Le travail du peintre, à l’origine, fut  élaboré, d’une part par le besoin quasi inconscient de dessiner contre la « parole » paternelle, et d’autre part à travers la recherche consciente de « preuves » d’actes quasi insoupçonnables qui empêchèrent de vivre non celui qui les a commis mais son descendant. Le fils – « enjuivé » selon son père – découvrit par sa propre enquête les crimes de ce dernier, comme il découvrit le caviardage de l’existence d’une arrière-grand-mère aux mœurs trop libres par une famille bourgeoise aux mœurs si honorables… Voilà pour les bas-fonds.

 

Quant aux conséquences, elles sont parfois dramatiques. Il y a l’œuvre, bien sûr, mais éclate chez l’artiste lors de la naissance de son premier fils la première d’une série de crises de délires et d’hallucinations. Elles aussi permettent de mieux comprendre l’imagerie développée par Garouste lorsque les crises s’éloignent et qu’il peut à nouveau peindre. Dans cette création, l’hébreu (que le peintre apprend méthodiquement) n’est pas pour rien. De Aleph à Lamed, de la première à la dernière lettre de son alphabet, ses toiles deviennent une manière de relire, reprendre, défaire les noeuds des images pour qu‘en suinte plus un « j’étais » qu’un  « je serai ».

 

Ce « je » jaillit comme une vague de fond qui rameute –  à la manière des toiles du peintre – des images « éclaboussantes ». La peinture de l’artiste les voit, les touche, il se rapproche toujours au plus près d’elles dans sa manière de créer pour voir ce qui  passe et ce qui ne passera jamais.  Il rampe jusqu’à elle. Se redresse. Se bat. Il est plus nu que nu en ce brasier d’images.
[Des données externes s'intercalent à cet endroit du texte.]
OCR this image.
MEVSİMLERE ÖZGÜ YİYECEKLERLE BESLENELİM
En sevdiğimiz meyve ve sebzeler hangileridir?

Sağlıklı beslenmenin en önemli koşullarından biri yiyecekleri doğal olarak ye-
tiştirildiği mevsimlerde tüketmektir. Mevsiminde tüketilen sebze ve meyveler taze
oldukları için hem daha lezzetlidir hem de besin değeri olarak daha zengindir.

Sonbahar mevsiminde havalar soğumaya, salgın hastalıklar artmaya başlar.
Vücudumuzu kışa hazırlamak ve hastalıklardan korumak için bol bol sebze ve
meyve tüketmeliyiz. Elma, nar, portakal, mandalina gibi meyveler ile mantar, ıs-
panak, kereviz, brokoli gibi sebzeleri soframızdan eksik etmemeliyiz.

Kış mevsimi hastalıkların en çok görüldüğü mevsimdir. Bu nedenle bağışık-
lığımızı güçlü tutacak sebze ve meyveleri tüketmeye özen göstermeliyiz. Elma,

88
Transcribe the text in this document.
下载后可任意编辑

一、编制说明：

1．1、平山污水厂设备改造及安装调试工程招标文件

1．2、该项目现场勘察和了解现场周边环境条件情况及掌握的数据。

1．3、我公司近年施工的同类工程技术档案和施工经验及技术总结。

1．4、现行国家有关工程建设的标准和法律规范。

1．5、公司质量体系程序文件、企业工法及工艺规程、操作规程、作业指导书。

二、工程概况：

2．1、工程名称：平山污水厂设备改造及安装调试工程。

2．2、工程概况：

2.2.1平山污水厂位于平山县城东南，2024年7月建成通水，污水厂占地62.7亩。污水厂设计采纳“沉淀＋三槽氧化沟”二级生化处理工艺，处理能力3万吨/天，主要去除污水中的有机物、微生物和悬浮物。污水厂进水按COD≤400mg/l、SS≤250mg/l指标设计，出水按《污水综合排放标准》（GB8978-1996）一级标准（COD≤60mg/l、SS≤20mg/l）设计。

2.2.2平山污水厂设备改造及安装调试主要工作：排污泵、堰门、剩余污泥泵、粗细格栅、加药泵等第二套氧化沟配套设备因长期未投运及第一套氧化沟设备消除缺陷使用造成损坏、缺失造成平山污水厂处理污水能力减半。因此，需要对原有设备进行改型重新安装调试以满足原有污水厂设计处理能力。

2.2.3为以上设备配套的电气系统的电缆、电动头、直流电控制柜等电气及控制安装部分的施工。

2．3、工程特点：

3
Avec son histoire  en elles et l’Histoire d’elles – mais pas seulement –  en lui.  Peu à peu Garouste n’en meurt plus : il était mort avant.  Peut-on parler pour autant de re-naissance ? En partie seulement, car chacune de ses toiles ramène le créateur à son abyme pour se perdre dedans.  Il en reste le gisant brûlé, incandescent.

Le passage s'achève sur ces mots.